Default: single app. Codenames, Chess, Tic-Tac-Toe, polls, whiteboards — all single apps. One synced-store schema with the right visibility tiers handles role-specific or hidden state without splitting.

Compose into multiple apps only when at least one holds:

  1. Sub-experiences must be private to a subset of the parent's users (e.g. a private Discord channel inside a server). Synced-store's per-user privacy is per-instance, so scoping the child as its own instance beats encoding per-channel ACLs in one giant schema.
  2. The sub-app is a reusable, independently-publishable piece (e.g. a "threaded chat" primitive multiple parents could embed).
  3. Lifecycles diverge sharply — parent persists across long timescales (server membership, tournament season) while children are created / used / archived independently (channels, individual matches). A March-Madness tournament parent that pairs players into independent chess matches is the canonical case: bracket / scheduling / leaderboard live in the parent, each match is its own <poe-app> instance reusing an existing single-app game unchanged.

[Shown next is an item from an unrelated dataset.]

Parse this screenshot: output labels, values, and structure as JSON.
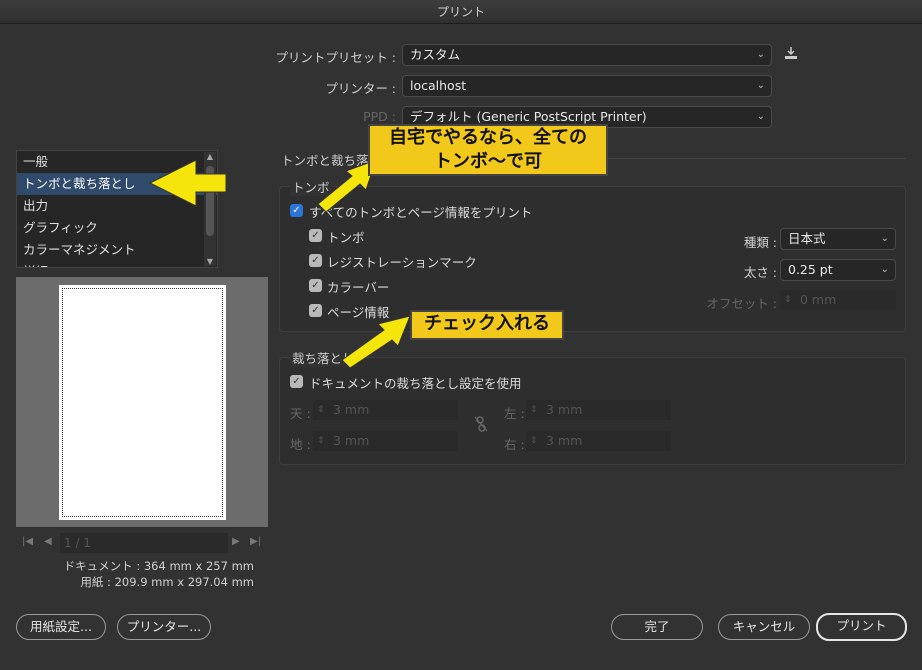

Not enough reasons: "cleaner architecture", different screens / modes / roles of the same experience, splitting lobby + game. Routes inside one app are simpler than cross-app coordination.

How composition works: the manager (platform-owned root) renders any creator app via <poe-app type-id="..." instance-id="...">. Any creator app can also embed children via the same element (registerPoeAppElement from poe-apps-sdk/v1/client.js). Each child gets its own synced-store instance scoped to the chosen instance-id.

<poe-app> resolves children by type-id, which only exists once the child has been published. When composing: publish each child first, capture type-id from app-platform apps list, wire into parent as constants, then republish the parent.

If the prompt is ambiguous, briefly describe the single-app vs composed plan and confirm before scaffolding.